URIEL BORGES PEREIRA
01/06/2010


Não entendi a matéria! Então os servidores que tiveram seus cargos extintos \"quando vagos\", não terão direito a transposição de cargos?
MARCELO ARRAIS MASCARENHAS

Resposta do SINPECPF:
Caro colega,

O Planejamento afirmou que é praxe não aglutinar cargos extintos. Contudo, isso não é uma regra inflexível, e agora trabalhamos para que os servidores ocupantes destes cargos sejam contemplados no processo de reestruturação.
01/06/2010


Quando digo que esta equipe me faz acreditar na justiça e na vitória é porque sabem lutar! Só se conquista uma causa, com equilíbrio, estratégia, determinação, cautela e sabedoria e é assim que vejo este grupo forte e displinado lutando por nossoS \"DIREITOS\"!PARABÉNS!

CEIÇA
CONCEICAO ROSA BOA MORTE FERNANDES PEREIRA
01/06/2010


Bom, meus colegas, é uma pena, mas este texto me pareceu triste, sem esperança. Sabem por quê? Se aceitarem os 78% e deixarem os 22% para negociar depois com esse governo que está aí, e o que por ventura deve acontecer é que infelizmente os 22% ficarão no esquecimento da amargura de uma luta que sempre fizeram. Essa vai ser a recompensa de uma vida inteira por nada, quero aqui ressaltar novamente que o Planejamento e MPOG não estão nem ai para nós, e vocês acham que eles irão fazer ou tentar apresentar uma proposta para os 22% que ficaram na vala comum? Sabe como nós nos sentimos hoje? Servidores sem pai e mãe, porque até então nós tínhamos uma mãe, que era nossos cargos, e agora nos tiraram e ficamos órfãos novamente. Bem o que vão fazer o dirigentes do sindicato? Vão aceitar essa proposta de tentar incluir os 78% e deixar os 22%, ou vamos todos ficar sem pai e mãe para tentar unir forças, todos juntos?
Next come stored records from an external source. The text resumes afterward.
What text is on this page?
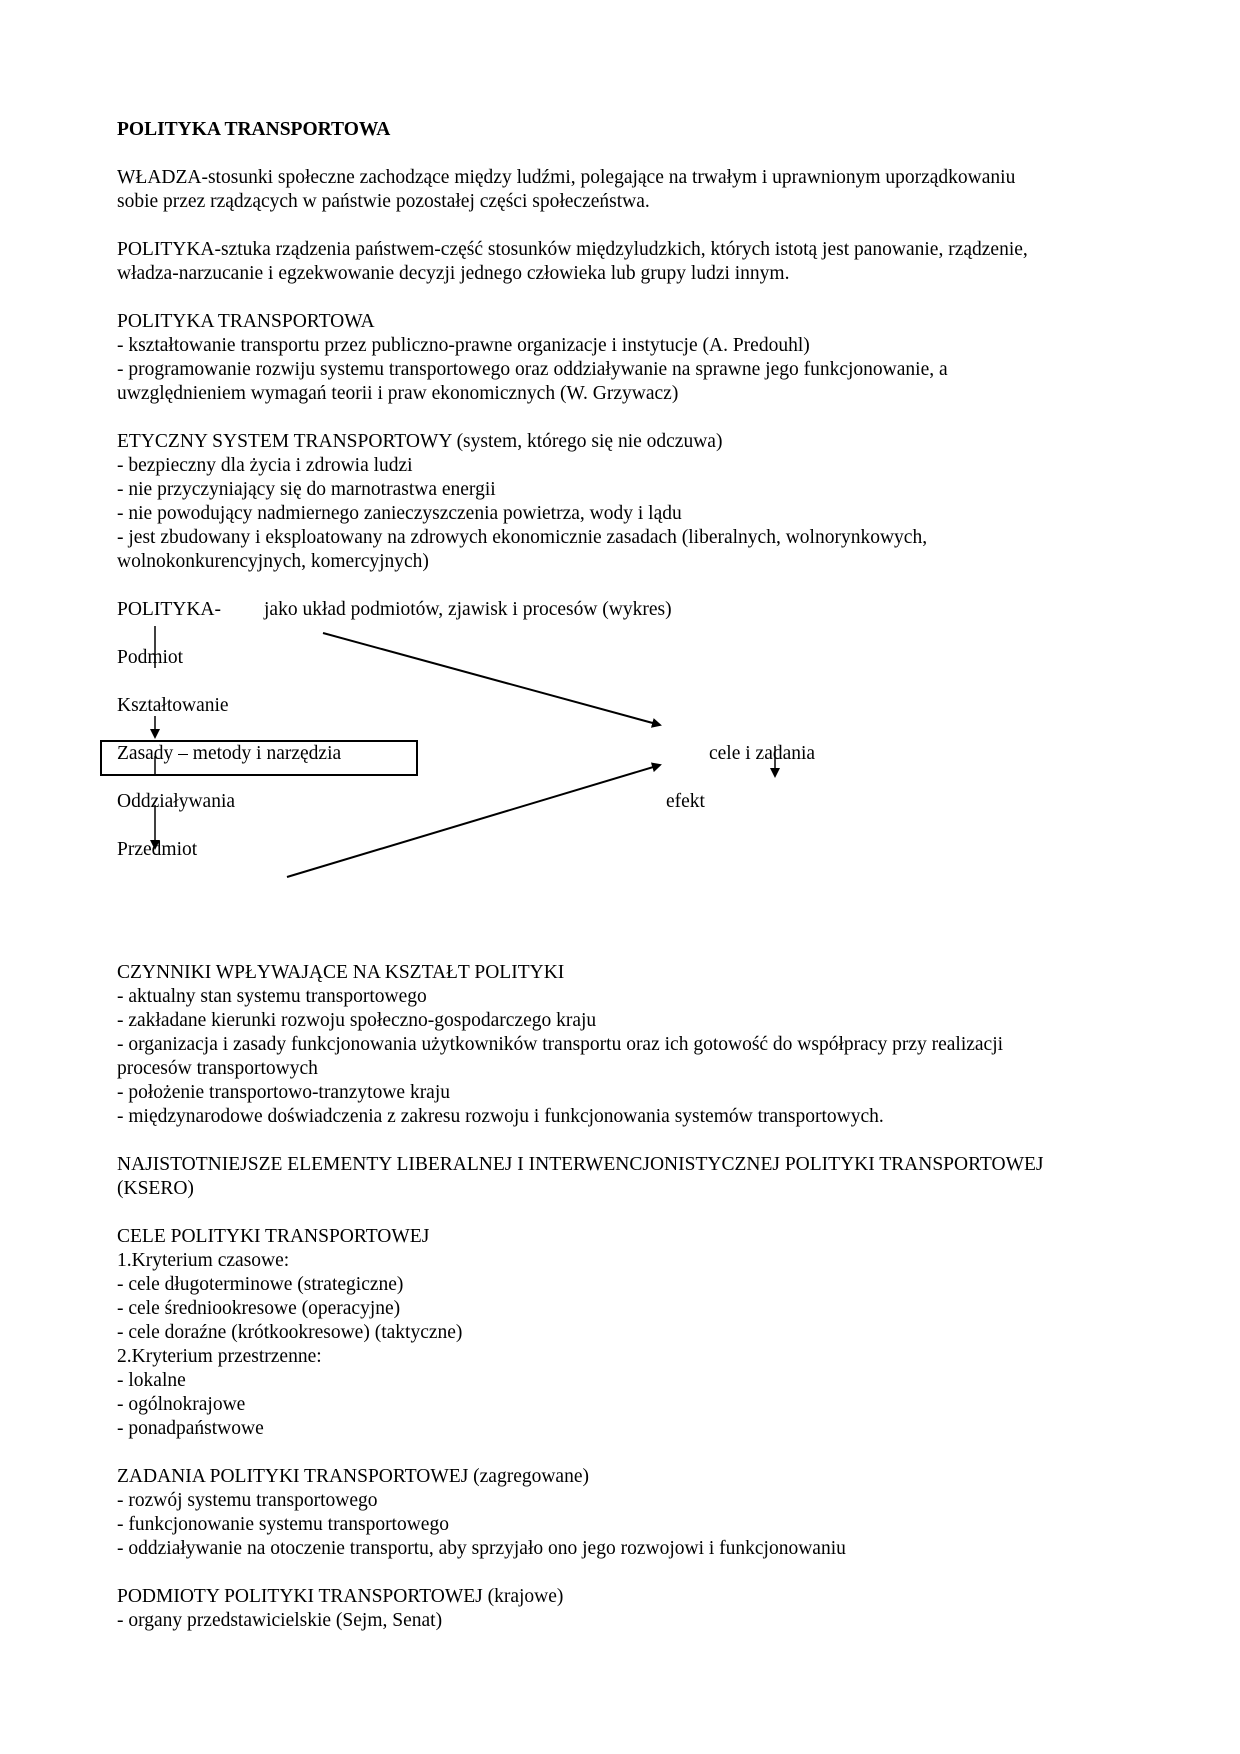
POLITYKA TRANSPORTOWA
WŁADZA-stosunki społeczne zachodzące między ludźmi, polegające na trwałym i uprawnionym uporządkowaniu
sobie przez rządzących w państwie pozostałej części społeczeństwa.
POLITYKA-sztuka rządzenia państwem-część stosunków międzyludzkich, których istotą jest panowanie, rządzenie,
władza-narzucanie i egzekwowanie decyzji jednego człowieka lub grupy ludzi innym.
POLITYKA TRANSPORTOWA
- kształtowanie transportu przez publiczno-prawne organizacje i instytucje (A. Predouhl)
- programowanie rozwiju systemu transportowego oraz oddziaływanie na sprawne jego funkcjonowanie, a
uwzględnieniem wymagań teorii i praw ekonomicznych (W. Grzywacz)
ETYCZNY SYSTEM TRANSPORTOWY (system, którego się nie odczuwa)
- bezpieczny dla życia i zdrowia ludzi
- nie przyczyniający się do marnotrastwa energii
- nie powodujący nadmiernego zanieczyszczenia powietrza, wody i lądu
- jest zbudowany i eksploatowany na zdrowych ekonomicznie zasadach (liberalnych, wolnorynkowych,
wolnokonkurencyjnych, komercyjnych)
POLITYKA- jako układ podmiotów, zjawisk i procesów (wykres)
Podmiot
Kształtowanie
Zasady – metody i narzędzia	cele i zadania
Oddziaływania	efekt
Przedmiot
CZYNNIKI WPŁYWAJĄCE NA KSZTAŁT POLITYKI
- aktualny stan systemu transportowego
- zakładane kierunki rozwoju społeczno-gospodarczego kraju
- organizacja i zasady funkcjonowania użytkowników transportu oraz ich gotowość do współpracy przy realizacji
procesów transportowych
- położenie transportowo-tranzytowe kraju
- międzynarodowe doświadczenia z zakresu rozwoju i funkcjonowania systemów transportowych.
NAJISTOTNIEJSZE ELEMENTY LIBERALNEJ I INTERWENCJONISTYCZNEJ POLITYKI TRANSPORTOWEJ
(KSERO)
CELE POLITYKI TRANSPORTOWEJ
1.Kryterium czasowe:
- cele długoterminowe (strategiczne)
- cele średniookresowe (operacyjne)
- cele doraźne (krótkookresowe) (taktyczne)
2.Kryterium przestrzenne:
- lokalne
- ogólnokrajowe
- ponadpaństwowe
ZADANIA POLITYKI TRANSPORTOWEJ (zagregowane)
- rozwój systemu transportowego
- funkcjonowanie systemu transportowego
- oddziaływanie na otoczenie transportu, aby sprzyjało ono jego rozwojowi i funkcjonowaniu
PODMIOTY POLITYKI TRANSPORTOWEJ (krajowe)
- organy przedstawicielskie (Sejm, Senat)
Eu acho que não vai adiantar aceitar uma fração e sim uma multiplicação, porque, se deixarem os 22% de fora, com certeza não contem mais com eles! É um desabafo, mas infelizmente, sei da luta, mas não acho bom lutar em fração.
AUGUSTO VALENTIM KOBOLDT NETO
01/06/2010


É isso aí, Leilane, vamos à luta, porém, com organização e sensatez como você propõe. É trabalho de inteligência também: as ações a serem tomadas devem ser fruto de uma reflexão contextual do momento político em que vivemos para não pormos tudo a perder!
Trata-se de negociação e, enquanto as portas não se fecharem, temos de tentar fazer valer nossos argumentos pela força de sua coerência.
Vamos lá, colegas! Com convicção de nossos ideais, dobraremos o anteparo discriminatório dos que se nos opõem.